Más de medio siglo ha pasado, y su paso por la parroquia no ha sido una mera presencia, sino un legado palpable: el complejo parroquial, la Capela da Brea, el Santuario de San Cristovo, la recuperación del edificio del Centro Social San Xoán Bautista, la Capela da Milagrosa, los programas y obras de Cáritas… Monumentos de piedra y fe que cuentan historias de comunidad y esfuerzo común.
Pero si algo quiere destacar don José en esta fecha no fueron solo las grandes obras, sino lo cotidiano, lo invisible pero esencial: las conversaciones al caer la tarde, las lágrimas compartidas en momentos de duelo, las sonrisas de los niños en catequesis, los pasos temblorosos hacia la pila bautismal, los abrazos tras la comunión, el calor de una comunidad que hizo suya su vocación.
A pesar de la gratitud, su mirada no se detiene en el pasado. Don José, el cura cercano que caminó junto a varias generaciones, lanza hoy una súplica que nace del alma: le preocupa el alejamiento de la fe, especialmente entre los más jóvenes. Niños que no vuelven tras la Primera Comunión, adolescentes que se marchan después de la Confirmación, familias donde la vida cristiana se apaga lentamente.
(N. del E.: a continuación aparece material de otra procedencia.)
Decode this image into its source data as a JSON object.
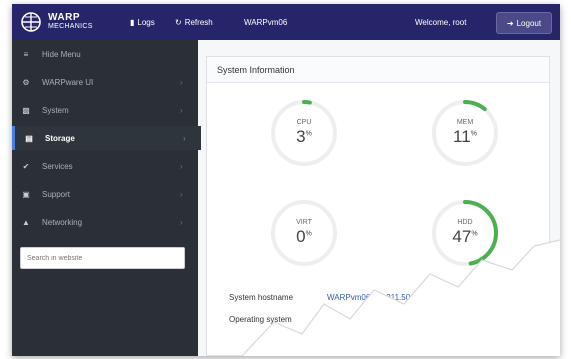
{
  "topbar": {
    "brand_line1": "WARP",
    "brand_line2": "MECHANICS",
    "logs_label": "Logs",
    "refresh_label": "Refresh",
    "hostname": "WARPvm06",
    "welcome": "Welcome, root",
    "logout_label": "Logout"
  },
  "sidebar": {
    "items": [
      {
        "label": "Hide Menu",
        "icon": "menu-icon"
      },
      {
        "label": "WARPware UI",
        "icon": "gear-icon"
      },
      {
        "label": "System",
        "icon": "chart-icon"
      },
      {
        "label": "Storage",
        "icon": "storage-icon"
      },
      {
        "label": "Services",
        "icon": "wrench-icon"
      },
      {
        "label": "Support",
        "icon": "support-icon"
      },
      {
        "label": "Networking",
        "icon": "network-icon"
      }
    ],
    "search_placeholder": "Search in website"
  },
  "main": {
    "panel_title": "System Information",
    "gauges": [
      {
        "label": "CPU",
        "value": "3",
        "unit": "%",
        "percent": 3
      },
      {
        "label": "MEM",
        "value": "11",
        "unit": "%",
        "percent": 11
      },
      {
        "label": "VIRT",
        "value": "0",
        "unit": "%",
        "percent": 0
      },
      {
        "label": "HDD",
        "value": "47",
        "unit": "%",
        "percent": 47
      }
    ],
    "info": [
      {
        "key": "System hostname",
        "value": "WARPvm06 (10.211.50.6)"
      },
      {
        "key": "Operating system",
        "value": ""
      }
    ]
  },
  "colors": {
    "topbar": "#27256a",
    "sidebar": "#2b3036",
    "gauge_fill": "#4caf50",
    "gauge_track": "#eeeeee"
  }
}
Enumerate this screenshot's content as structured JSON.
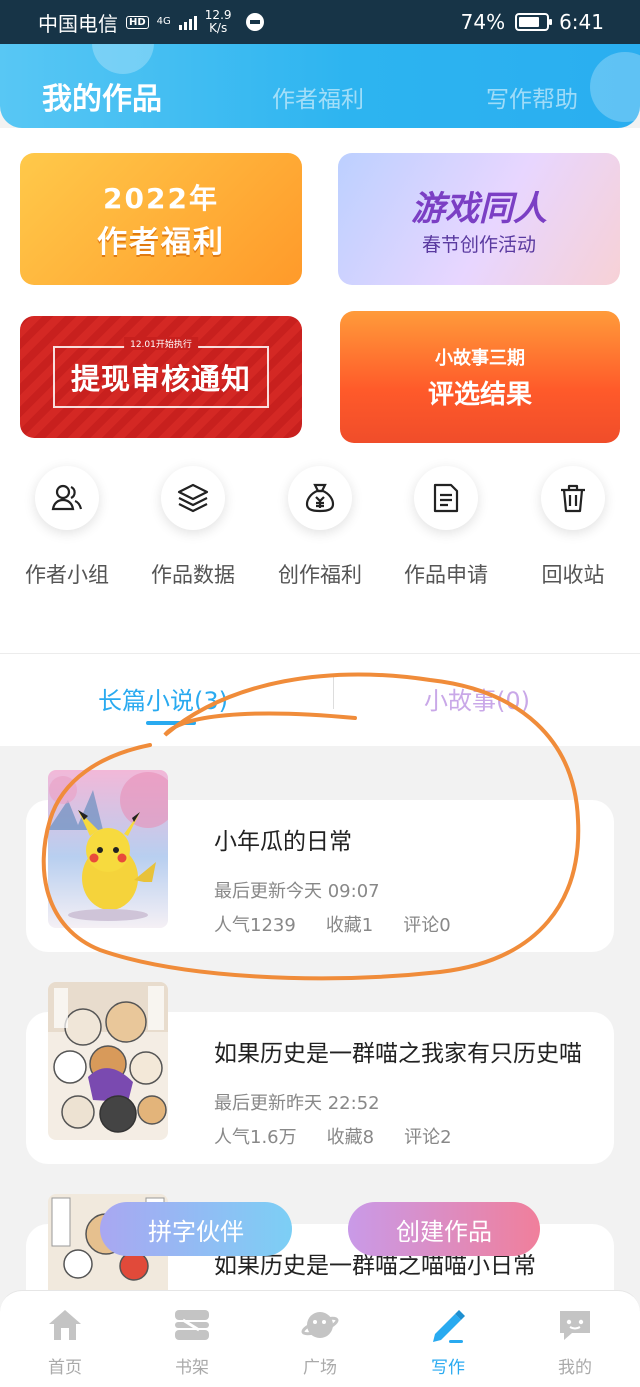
{
  "status_bar": {
    "carrier": "中国电信",
    "hd": "HD",
    "network": "4G",
    "speed_value": "12.9",
    "speed_unit": "K/s",
    "battery": "74%",
    "time": "6:41"
  },
  "header": {
    "tabs": [
      {
        "label": "我的作品",
        "active": true
      },
      {
        "label": "作者福利",
        "active": false
      },
      {
        "label": "写作帮助",
        "active": false
      }
    ]
  },
  "banners": [
    {
      "line1": "2022年",
      "line2": "作者福利"
    },
    {
      "line1": "游戏同人",
      "line2": "春节创作活动"
    },
    {
      "small": "12.01开始执行",
      "line1": "提现审核通知"
    },
    {
      "line1": "小故事三期",
      "line2": "评选结果"
    }
  ],
  "shortcuts": [
    {
      "label": "作者小组",
      "icon": "users-icon"
    },
    {
      "label": "作品数据",
      "icon": "layers-icon"
    },
    {
      "label": "创作福利",
      "icon": "money-bag-icon"
    },
    {
      "label": "作品申请",
      "icon": "document-icon"
    },
    {
      "label": "回收站",
      "icon": "trash-icon"
    }
  ],
  "work_tabs": [
    {
      "label": "长篇小说(3)",
      "active": true
    },
    {
      "label": "小故事(0)",
      "active": false
    }
  ],
  "works": [
    {
      "title": "小年瓜的日常",
      "updated": "最后更新今天 09:07",
      "popularity": "人气1239",
      "favorites": "收藏1",
      "comments": "评论0"
    },
    {
      "title": "如果历史是一群喵之我家有只历史喵",
      "updated": "最后更新昨天 22:52",
      "popularity": "人气1.6万",
      "favorites": "收藏8",
      "comments": "评论2"
    },
    {
      "title": "如果历史是一群喵之喵喵小日常"
    }
  ],
  "fab_buttons": {
    "partner": "拼字伙伴",
    "create": "创建作品"
  },
  "bottom_nav": [
    {
      "label": "首页",
      "icon": "home-icon",
      "active": false
    },
    {
      "label": "书架",
      "icon": "bookshelf-icon",
      "active": false
    },
    {
      "label": "广场",
      "icon": "planet-icon",
      "active": false
    },
    {
      "label": "写作",
      "icon": "pen-icon",
      "active": true
    },
    {
      "label": "我的",
      "icon": "chat-bubble-icon",
      "active": false
    }
  ],
  "colors": {
    "accent": "#29aaf0",
    "annotation": "#f08c3a"
  }
}
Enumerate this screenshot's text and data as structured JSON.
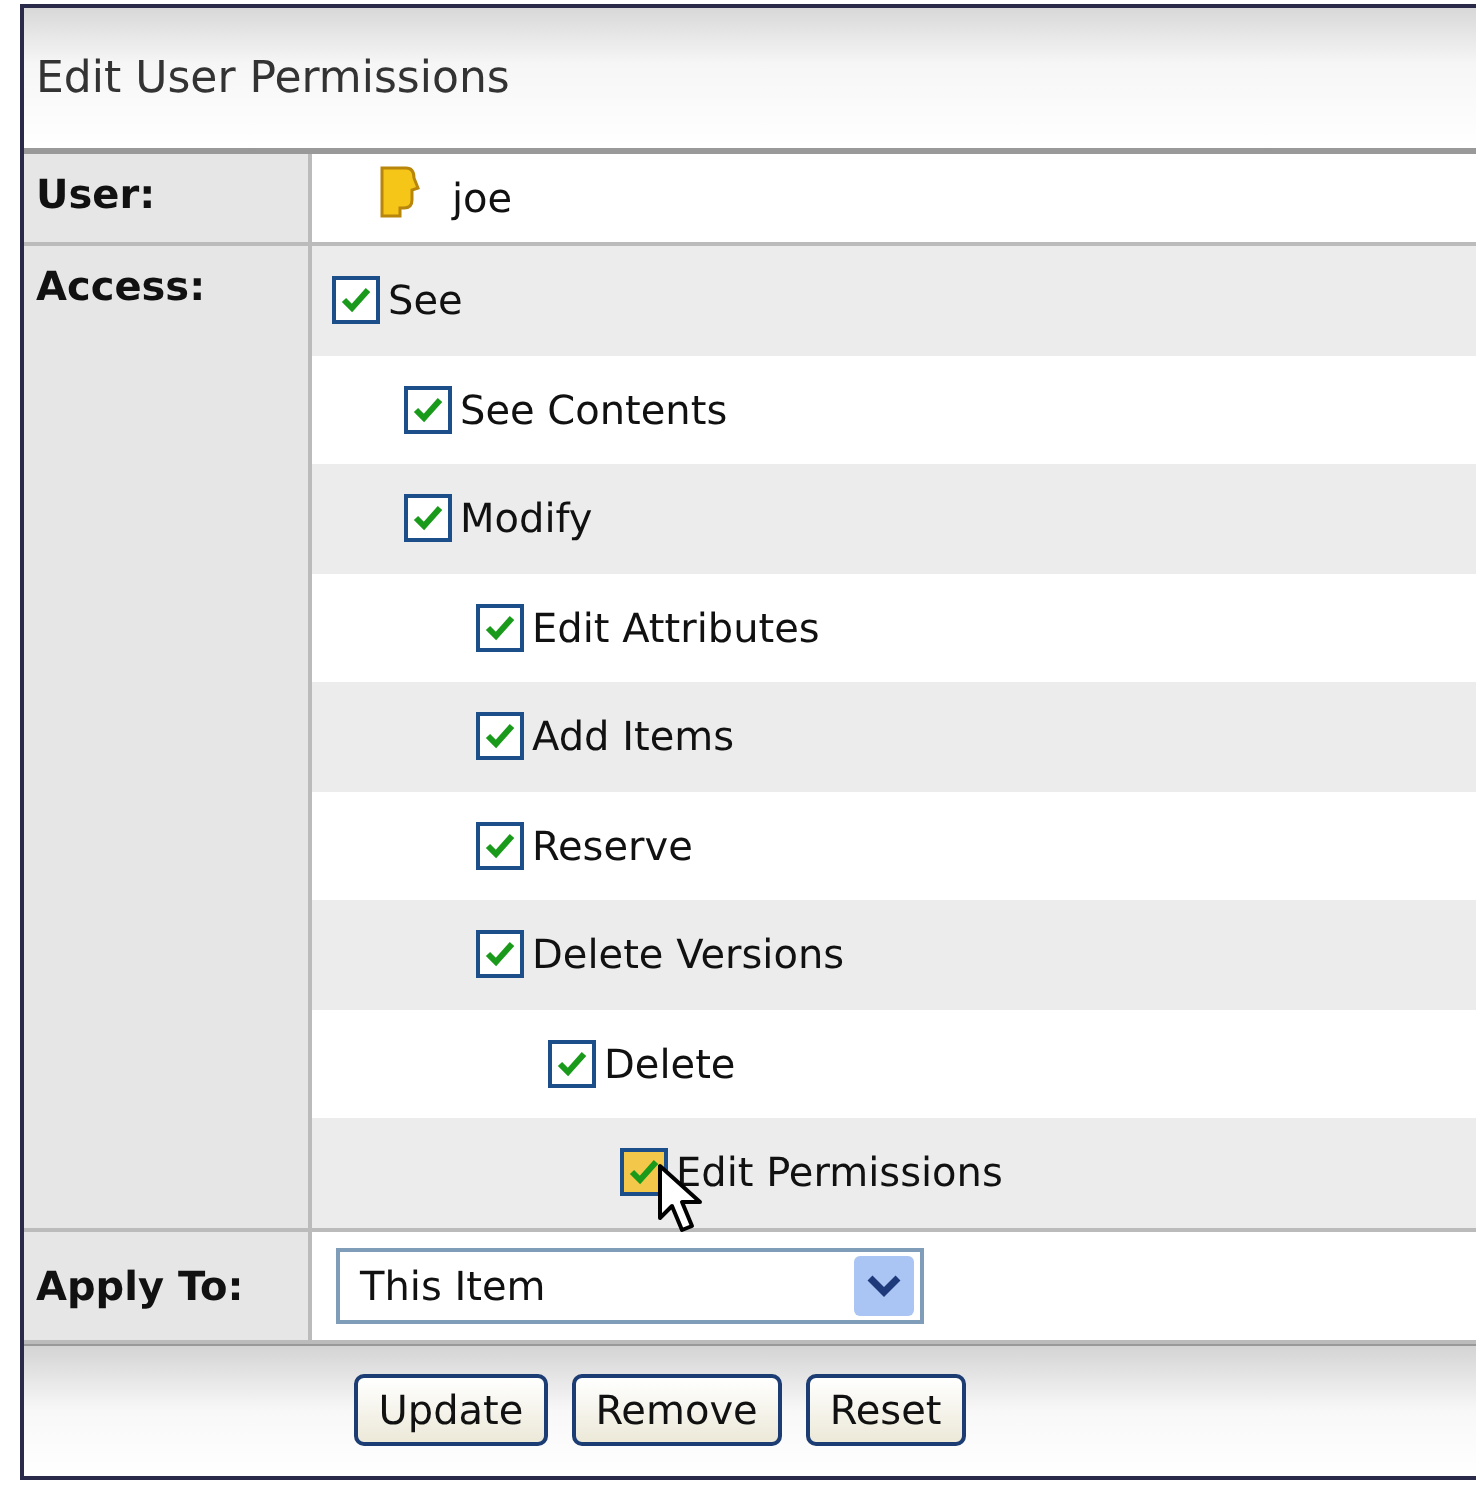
{
  "title": "Edit User Permissions",
  "user": {
    "label": "User:",
    "name": "joe"
  },
  "access": {
    "label": "Access:",
    "items": [
      {
        "label": "See",
        "checked": true,
        "hovered": false,
        "children": [
          {
            "label": "See Contents",
            "checked": true,
            "hovered": false
          },
          {
            "label": "Modify",
            "checked": true,
            "hovered": false,
            "children": [
              {
                "label": "Edit Attributes",
                "checked": true,
                "hovered": false
              },
              {
                "label": "Add Items",
                "checked": true,
                "hovered": false
              },
              {
                "label": "Reserve",
                "checked": true,
                "hovered": false
              },
              {
                "label": "Delete Versions",
                "checked": true,
                "hovered": false,
                "children": [
                  {
                    "label": "Delete",
                    "checked": true,
                    "hovered": false,
                    "children": [
                      {
                        "label": "Edit Permissions",
                        "checked": true,
                        "hovered": true
                      }
                    ]
                  }
                ]
              }
            ]
          }
        ]
      }
    ]
  },
  "apply_to": {
    "label": "Apply To:",
    "value": "This Item"
  },
  "buttons": [
    "Update",
    "Remove",
    "Reset"
  ]
}
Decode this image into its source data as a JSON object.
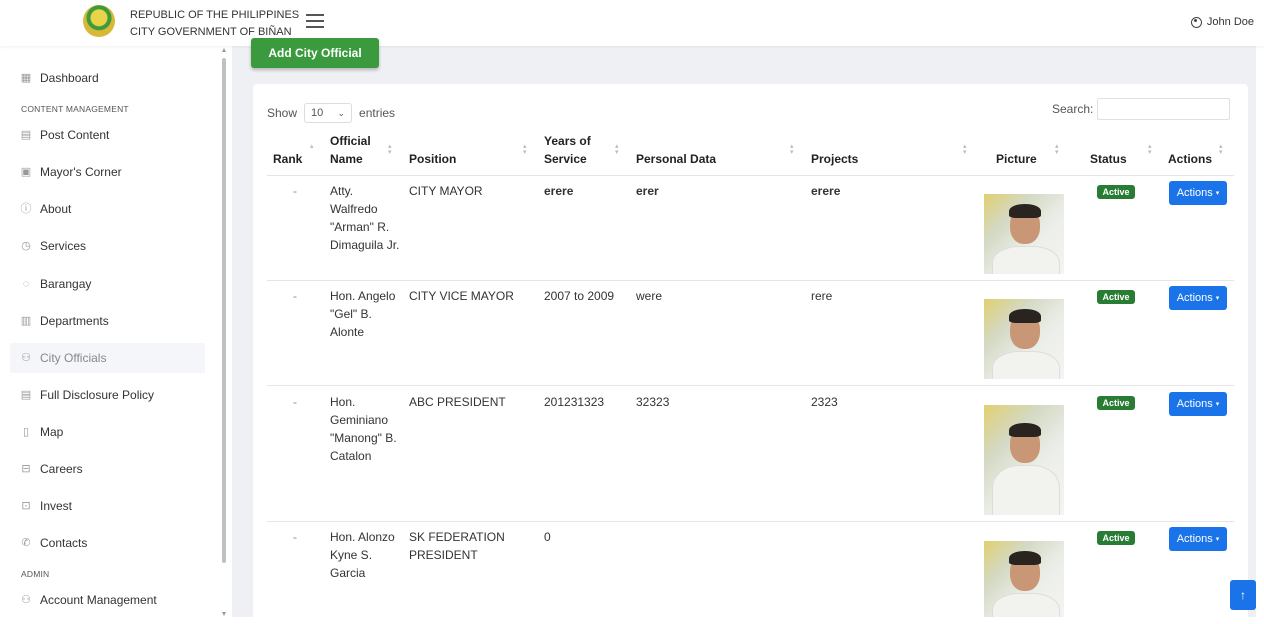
{
  "header": {
    "org_line1": "REPUBLIC OF THE PHILIPPINES",
    "org_line2": "CITY GOVERNMENT OF BIÑAN",
    "user_name": "John Doe"
  },
  "sidebar": {
    "items": [
      {
        "label": "Dashboard",
        "icon": "grid-icon"
      },
      {
        "label": "Post Content",
        "icon": "newspaper-icon"
      },
      {
        "label": "Mayor's Corner",
        "icon": "person-card-icon"
      },
      {
        "label": "About",
        "icon": "info-icon"
      },
      {
        "label": "Services",
        "icon": "gear-circle-icon"
      },
      {
        "label": "Barangay",
        "icon": "map-pin-icon"
      },
      {
        "label": "Departments",
        "icon": "building-icon"
      },
      {
        "label": "City Officials",
        "icon": "people-icon"
      },
      {
        "label": "Full Disclosure Policy",
        "icon": "document-icon"
      },
      {
        "label": "Map",
        "icon": "map-icon"
      },
      {
        "label": "Careers",
        "icon": "briefcase-icon"
      },
      {
        "label": "Invest",
        "icon": "money-icon"
      },
      {
        "label": "Contacts",
        "icon": "phone-icon"
      },
      {
        "label": "Account Management",
        "icon": "users-icon"
      }
    ],
    "section_content": "CONTENT MANAGEMENT",
    "section_admin": "ADMIN",
    "active": "City Officials"
  },
  "main": {
    "add_button": "Add City Official",
    "show_label": "Show",
    "entries_value": "10",
    "entries_label": "entries",
    "search_label": "Search:",
    "columns": {
      "rank": "Rank",
      "name": "Official Name",
      "position": "Position",
      "years": "Years of Service",
      "personal": "Personal Data",
      "projects": "Projects",
      "picture": "Picture",
      "status": "Status",
      "actions": "Actions"
    },
    "rows": [
      {
        "rank": "-",
        "name": "Atty. Walfredo \"Arman\" R. Dimaguila Jr.",
        "position": "CITY MAYOR",
        "years": "erere",
        "personal": "erer",
        "projects": "erere",
        "status": "Active",
        "action": "Actions"
      },
      {
        "rank": "-",
        "name": "Hon. Angelo \"Gel\" B. Alonte",
        "position": "CITY VICE MAYOR",
        "years": "2007 to 2009",
        "personal": "were",
        "projects": "rere",
        "status": "Active",
        "action": "Actions"
      },
      {
        "rank": "-",
        "name": "Hon. Geminiano \"Manong\" B. Catalon",
        "position": "ABC PRESIDENT",
        "years": "201231323",
        "personal": "32323",
        "projects": "2323",
        "status": "Active",
        "action": "Actions"
      },
      {
        "rank": "-",
        "name": "Hon. Alonzo Kyne S. Garcia",
        "position": "SK FEDERATION PRESIDENT",
        "years": "0",
        "personal": "",
        "projects": "",
        "status": "Active",
        "action": "Actions"
      }
    ]
  },
  "colors": {
    "accent_green": "#3a9a3d",
    "badge_green": "#287c33",
    "action_blue": "#1a73e8"
  }
}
Por eso, en este aniversario no hay celebraciones ostentosas, sino un ruego humilde, un llamamiento sentido: “Volvede… Entrade… Renovade a vida cristiá”. Él sigue dispuesto a servir, como siempre, con la puerta abierta y el corazón en vela.
Hoy, Carballo no solo recuerda una fecha. Celebra una vida entrelazada con la suya, y escucha –o al menos intenta escuchar– el eco de una voz que sigue llamando.